Yeagley Offers Unique View on Guns
Comanche Indian gun activist and Oberlin Conservatory graduate Dr. David Yeagley spoke to the Oberlin community on Monday, Nov. 3, addressing the role weapons should play in American life as part of an event sponsored by the Oberlin College Republicans.
“I never thought I’d come back to this campus to talk to you about your right to bear arms,” Yeagley began. He spent the opening minutes making us “aware of the part weapons played in forming America.” Reading from various legal sources, he reminisced that it was once prohibited to attend church without your weapon and about how pioneer families placed their shotguns above the fireplace next to their Bible.
Yeagley lamented the loss of the days when “weapons were held in a place of sacred honor... [Guns] meant family, freedom and everything you valued... This is not a legal matter or a technical thing. It’s part of being American.” He added, “You’re not a man without your weapon.”
“Humanity has weapons,” Yeagley continued. “Right and wrong are irrelevant to that issue.” His approach to weaponry in the lecture focused not on ethics and law but instead on “trust in fact and logic.” Yeagley argued that to past Americans, a gun was the most valuable object they could possess. When someone comes with a gun of their own and asks you for your weapon, you are “surrendering to authority and their ideas.” Therefore, he concluded, whoever wants to take your gun is your enemy.
The audience did not seem convinced. College first-year Alex La Ferla questioned whether “the benefits of uncontrolled guns outweigh the accidental deaths and acts of aggression that occur when people have guns; if [Yeagley]’s talking about pragmatism he’s got to take that into consideration.”
When asked, “Is the freedom to own a gun today worth the massacre of thousands of your Comanche ancestors during the founding of America?” Yeagley answered, “What good does it do to lament the past. ... Liberals do Indians a great disservice when they support a profound level of discontent.”
Yeagley went on to say that American patriots should learn some lessons from the people they displaced, oppressed and murdered. “Your land is valuable.

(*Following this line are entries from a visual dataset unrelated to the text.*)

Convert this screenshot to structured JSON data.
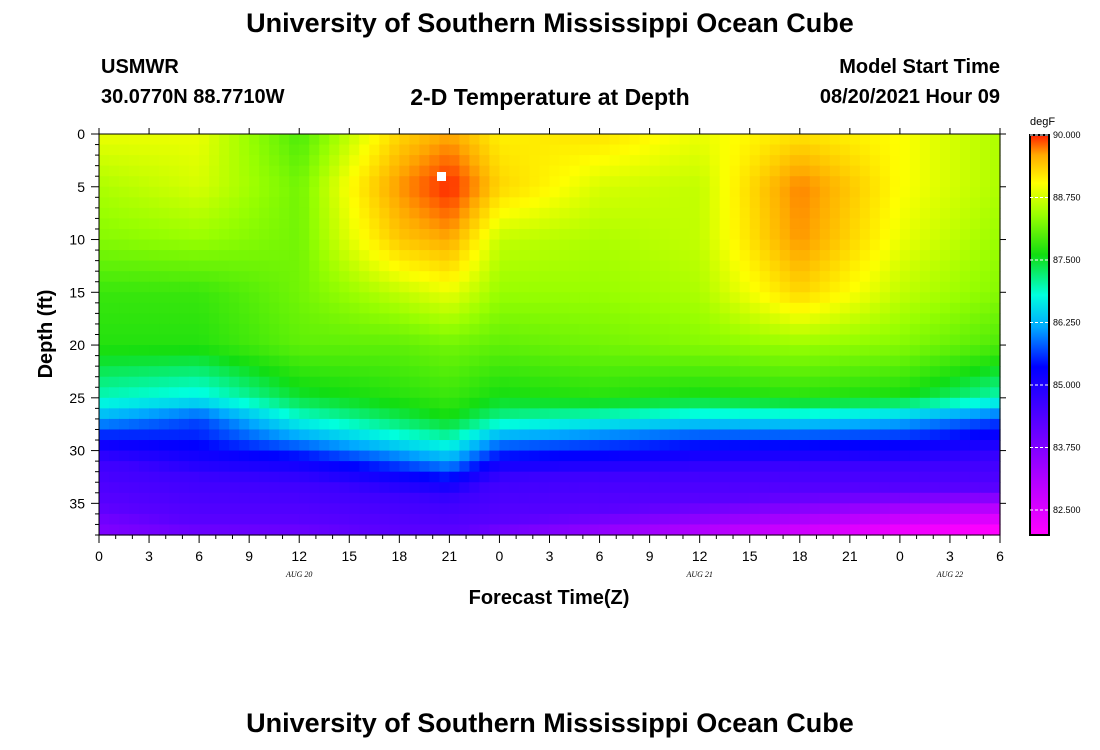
{
  "header": {
    "title": "University of Southern Mississippi Ocean Cube",
    "station": "USMWR",
    "coords": "30.0770N  88.7710W",
    "subtitle": "2-D Temperature at Depth",
    "model_start_label": "Model Start Time",
    "model_start_time": "08/20/2021 Hour 09"
  },
  "footer": {
    "title": "University of Southern Mississippi Ocean Cube"
  },
  "chart_data": {
    "type": "heatmap",
    "title": "2-D Temperature at Depth",
    "xlabel": "Forecast Time(Z)",
    "ylabel": "Depth (ft)",
    "x_tick_labels": [
      "0",
      "3",
      "6",
      "9",
      "12",
      "15",
      "18",
      "21",
      "0",
      "3",
      "6",
      "9",
      "12",
      "15",
      "18",
      "21",
      "0",
      "3",
      "6"
    ],
    "x_range_hours": [
      0,
      54
    ],
    "date_labels": [
      {
        "text": "AUG 20",
        "hour": 12
      },
      {
        "text": "AUG 21",
        "hour": 36
      },
      {
        "text": "AUG 22",
        "hour": 51
      }
    ],
    "y_tick_labels": [
      "0",
      "5",
      "10",
      "15",
      "20",
      "25",
      "30",
      "35"
    ],
    "y_range_ft": [
      0,
      38
    ],
    "colorbar": {
      "unit": "degF",
      "labels": [
        "90.000",
        "88.750",
        "87.500",
        "86.250",
        "85.000",
        "83.750",
        "82.500"
      ],
      "range": [
        82.0,
        90.0
      ]
    },
    "grid": {
      "time_hours": [
        0,
        6,
        12,
        18,
        21,
        24,
        30,
        36,
        42,
        48,
        54
      ],
      "depth_ft": [
        0,
        5,
        10,
        15,
        20,
        25,
        27,
        29,
        31,
        33,
        36,
        38
      ],
      "temperature_degF": [
        [
          88.6,
          88.6,
          87.8,
          89.0,
          89.3,
          88.8,
          88.9,
          88.6,
          88.9,
          88.7,
          88.3
        ],
        [
          88.3,
          88.5,
          88.0,
          89.4,
          90.0,
          89.0,
          88.5,
          88.4,
          89.5,
          88.7,
          88.3
        ],
        [
          88.1,
          88.2,
          88.0,
          89.1,
          89.3,
          88.4,
          88.3,
          88.4,
          89.4,
          88.6,
          88.2
        ],
        [
          87.7,
          87.7,
          88.0,
          88.4,
          88.6,
          88.2,
          88.2,
          88.3,
          89.0,
          88.4,
          88.1
        ],
        [
          87.6,
          87.6,
          87.9,
          87.9,
          88.0,
          87.9,
          88.0,
          88.1,
          88.2,
          88.1,
          87.8
        ],
        [
          87.0,
          86.8,
          87.4,
          87.6,
          87.7,
          87.5,
          87.6,
          87.5,
          87.6,
          87.5,
          87.0
        ],
        [
          86.4,
          86.0,
          86.9,
          87.3,
          87.5,
          87.1,
          86.9,
          86.7,
          86.7,
          86.5,
          86.0
        ],
        [
          85.7,
          85.8,
          86.3,
          86.8,
          87.0,
          86.3,
          86.1,
          85.9,
          85.9,
          85.8,
          85.5
        ],
        [
          85.0,
          85.4,
          85.6,
          86.1,
          86.4,
          85.6,
          85.5,
          85.3,
          85.2,
          85.2,
          84.9
        ],
        [
          84.5,
          84.9,
          85.0,
          85.4,
          85.6,
          84.9,
          84.7,
          84.6,
          84.4,
          84.4,
          84.3
        ],
        [
          83.8,
          84.2,
          84.2,
          84.5,
          84.6,
          84.2,
          83.9,
          83.6,
          83.3,
          82.9,
          82.6
        ],
        [
          83.5,
          83.7,
          83.7,
          83.9,
          83.9,
          83.6,
          83.2,
          82.8,
          82.4,
          82.0,
          81.8
        ]
      ]
    }
  }
}
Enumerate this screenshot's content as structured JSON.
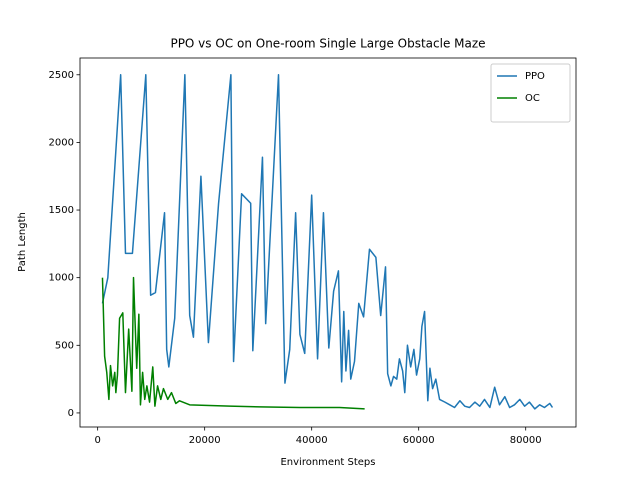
{
  "chart_data": {
    "type": "line",
    "title": "PPO vs OC on One-room Single Large Obstacle Maze",
    "xlabel": "Environment Steps",
    "ylabel": "Path Length",
    "xlim": [
      -3300,
      89400
    ],
    "ylim": [
      -104,
      2624
    ],
    "xticks": [
      0,
      20000,
      40000,
      60000,
      80000
    ],
    "yticks": [
      0,
      500,
      1000,
      1500,
      2000,
      2500
    ],
    "grid": false,
    "legend": "upper right",
    "series": [
      {
        "name": "PPO",
        "color": "#1f77b4",
        "x": [
          900,
          1900,
          4300,
          5200,
          6500,
          9000,
          9900,
          10800,
          12500,
          12900,
          13300,
          14400,
          16300,
          17200,
          17900,
          19300,
          20700,
          22600,
          24900,
          25400,
          26900,
          28600,
          29000,
          30800,
          31400,
          33800,
          35000,
          35900,
          37000,
          37800,
          38700,
          40000,
          41100,
          42200,
          43200,
          44100,
          45000,
          45600,
          46000,
          46400,
          46900,
          47300,
          48000,
          48800,
          49700,
          50800,
          52000,
          52900,
          53800,
          54200,
          54800,
          55300,
          55900,
          56400,
          57000,
          57400,
          57900,
          58500,
          59100,
          59600,
          60200,
          60600,
          61100,
          61700,
          62100,
          62600,
          63200,
          63900,
          64900,
          65800,
          66700,
          67700,
          68600,
          69500,
          70500,
          71400,
          72300,
          73300,
          74200,
          75100,
          76100,
          77000,
          77900,
          78900,
          79800,
          80700,
          81700,
          82600,
          83500,
          84500,
          85000
        ],
        "values": [
          810,
          1000,
          2500,
          1180,
          1180,
          2500,
          870,
          890,
          1480,
          470,
          340,
          700,
          2500,
          720,
          560,
          1750,
          520,
          1550,
          2500,
          380,
          1620,
          1550,
          460,
          1890,
          660,
          2500,
          220,
          470,
          1480,
          580,
          440,
          1610,
          400,
          1480,
          480,
          900,
          1050,
          230,
          750,
          310,
          610,
          250,
          380,
          810,
          710,
          1210,
          1150,
          720,
          1080,
          290,
          200,
          270,
          250,
          400,
          310,
          150,
          500,
          340,
          470,
          280,
          400,
          640,
          750,
          90,
          330,
          180,
          250,
          100,
          80,
          60,
          40,
          90,
          50,
          40,
          80,
          50,
          100,
          40,
          190,
          60,
          120,
          40,
          60,
          100,
          50,
          80,
          30,
          60,
          40,
          70,
          40
        ]
      },
      {
        "name": "OC",
        "color": "#008000",
        "x": [
          900,
          1300,
          1700,
          2100,
          2400,
          2800,
          3200,
          3400,
          3700,
          4100,
          4700,
          5200,
          5800,
          6400,
          6700,
          7300,
          7700,
          8000,
          8400,
          8800,
          9200,
          9700,
          10300,
          10700,
          11200,
          11800,
          12300,
          13100,
          13800,
          14600,
          15300,
          17200,
          20900,
          24700,
          30300,
          37800,
          45200,
          49900
        ],
        "values": [
          1000,
          420,
          300,
          100,
          350,
          200,
          300,
          150,
          280,
          700,
          740,
          150,
          620,
          160,
          1000,
          330,
          730,
          60,
          300,
          100,
          200,
          80,
          340,
          50,
          200,
          100,
          180,
          100,
          150,
          70,
          90,
          60,
          55,
          50,
          45,
          40,
          40,
          30
        ]
      }
    ]
  }
}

You can take that from an Indian,” he said. “Indians knew how to honor their nation. They would rather die than change.” He noted that Americans could better defend their liberty if they utilized the “Indian...sense of nationhood, culture and borders.”
Labeling the question of whether it is right or wrong to kill another person as an “illusion of morality,” Yeagley quoted Thomas Jefferson: “The tree of liberty must be refreshed from time to time with the blood of patriots and tyrants.”

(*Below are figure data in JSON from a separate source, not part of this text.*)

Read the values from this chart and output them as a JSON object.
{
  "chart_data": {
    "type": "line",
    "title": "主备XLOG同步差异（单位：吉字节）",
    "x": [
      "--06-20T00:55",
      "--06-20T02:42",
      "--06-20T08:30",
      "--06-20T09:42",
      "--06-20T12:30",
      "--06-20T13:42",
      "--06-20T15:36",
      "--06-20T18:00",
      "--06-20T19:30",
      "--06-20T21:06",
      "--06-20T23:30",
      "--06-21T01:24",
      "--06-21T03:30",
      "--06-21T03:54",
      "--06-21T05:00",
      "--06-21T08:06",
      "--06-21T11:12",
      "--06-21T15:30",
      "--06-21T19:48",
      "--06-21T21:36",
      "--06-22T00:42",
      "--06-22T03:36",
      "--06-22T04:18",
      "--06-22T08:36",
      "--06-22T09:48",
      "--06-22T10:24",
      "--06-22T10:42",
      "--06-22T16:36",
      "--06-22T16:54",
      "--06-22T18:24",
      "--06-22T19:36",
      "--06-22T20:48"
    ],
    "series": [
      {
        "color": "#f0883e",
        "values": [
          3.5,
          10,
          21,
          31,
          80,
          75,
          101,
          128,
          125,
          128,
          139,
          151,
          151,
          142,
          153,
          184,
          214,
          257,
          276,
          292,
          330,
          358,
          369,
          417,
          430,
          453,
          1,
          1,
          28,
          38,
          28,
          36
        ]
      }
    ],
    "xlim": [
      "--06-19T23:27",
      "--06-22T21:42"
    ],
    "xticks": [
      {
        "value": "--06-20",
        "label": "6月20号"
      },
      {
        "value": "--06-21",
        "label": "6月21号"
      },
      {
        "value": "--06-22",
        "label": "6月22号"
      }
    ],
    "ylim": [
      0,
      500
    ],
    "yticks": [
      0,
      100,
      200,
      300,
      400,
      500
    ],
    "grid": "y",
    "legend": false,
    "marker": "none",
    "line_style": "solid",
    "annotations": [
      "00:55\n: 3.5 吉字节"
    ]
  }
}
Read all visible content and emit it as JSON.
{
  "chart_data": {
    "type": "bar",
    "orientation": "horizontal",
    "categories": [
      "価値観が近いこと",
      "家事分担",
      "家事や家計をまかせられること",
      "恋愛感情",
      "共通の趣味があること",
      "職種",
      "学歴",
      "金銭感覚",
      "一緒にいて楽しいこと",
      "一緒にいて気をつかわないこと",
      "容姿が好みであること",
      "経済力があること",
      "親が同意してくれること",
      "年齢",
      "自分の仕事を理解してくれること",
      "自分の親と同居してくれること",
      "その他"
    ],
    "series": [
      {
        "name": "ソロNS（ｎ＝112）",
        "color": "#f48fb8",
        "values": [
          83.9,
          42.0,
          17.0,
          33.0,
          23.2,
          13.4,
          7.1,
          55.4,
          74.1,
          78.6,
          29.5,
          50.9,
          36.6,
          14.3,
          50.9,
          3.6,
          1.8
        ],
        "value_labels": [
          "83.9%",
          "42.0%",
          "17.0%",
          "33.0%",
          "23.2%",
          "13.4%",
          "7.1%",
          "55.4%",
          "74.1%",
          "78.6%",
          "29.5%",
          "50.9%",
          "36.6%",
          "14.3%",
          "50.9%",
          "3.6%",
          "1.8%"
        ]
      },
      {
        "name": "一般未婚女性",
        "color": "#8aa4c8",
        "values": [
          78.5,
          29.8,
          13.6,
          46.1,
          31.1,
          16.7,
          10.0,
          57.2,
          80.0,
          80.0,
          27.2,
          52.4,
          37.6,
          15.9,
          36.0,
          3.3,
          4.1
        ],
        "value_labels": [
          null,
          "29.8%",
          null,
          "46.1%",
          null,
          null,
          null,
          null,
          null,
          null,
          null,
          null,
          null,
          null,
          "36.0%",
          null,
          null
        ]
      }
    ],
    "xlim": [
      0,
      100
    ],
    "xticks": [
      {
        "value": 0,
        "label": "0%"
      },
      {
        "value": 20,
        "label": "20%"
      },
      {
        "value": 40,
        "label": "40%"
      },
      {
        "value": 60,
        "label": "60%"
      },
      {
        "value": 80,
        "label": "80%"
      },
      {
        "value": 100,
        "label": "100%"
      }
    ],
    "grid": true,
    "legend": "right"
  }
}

On the heels of these sentiments, Yeagley passionately discussed terrorist threats in America and the need for — as Oberlin Philosophy Professor Tim Hall put it earlier in the evening — “interpersonal protection” to maintain national security.
Yeagley stated, “I don’t consider some first-generation Muslims, or even second-generation ones, Americans.” He continued, “Rather than being forced to strip naked [at an airport] I would have certain people thrown out of America.”
Dr. Yeagley laughed off these controversial statements, saying, “I’ll keep my more radical views to myself so I don’t embarrass my hosts.”
Yeagley ended his speech with some final thoughts on America. “It’s ours!” he exclaimed. “I look forward to the day when Indians will espouse this country as its step-son.”
Yeagley is the founder of the Bad Eagle Foundation, which takes its name from Yeagley’s ancestor, Bad Eagle, and claims to be the first and only national organization for conservative American Indians. He also has a regularly published column in Front Page Magazine. This May, he published a book titled Bad Eagle: The Rantings of a Conservative Comanche.
On his website, www.badeagle.com, Yeagley wrote that he was intent on showing Oberlin liberals that “the possession and use of fire arms by citizens is something that needs more of an emotional base, and not simply an abstract ‘right’ based on a historical theory of some kind.”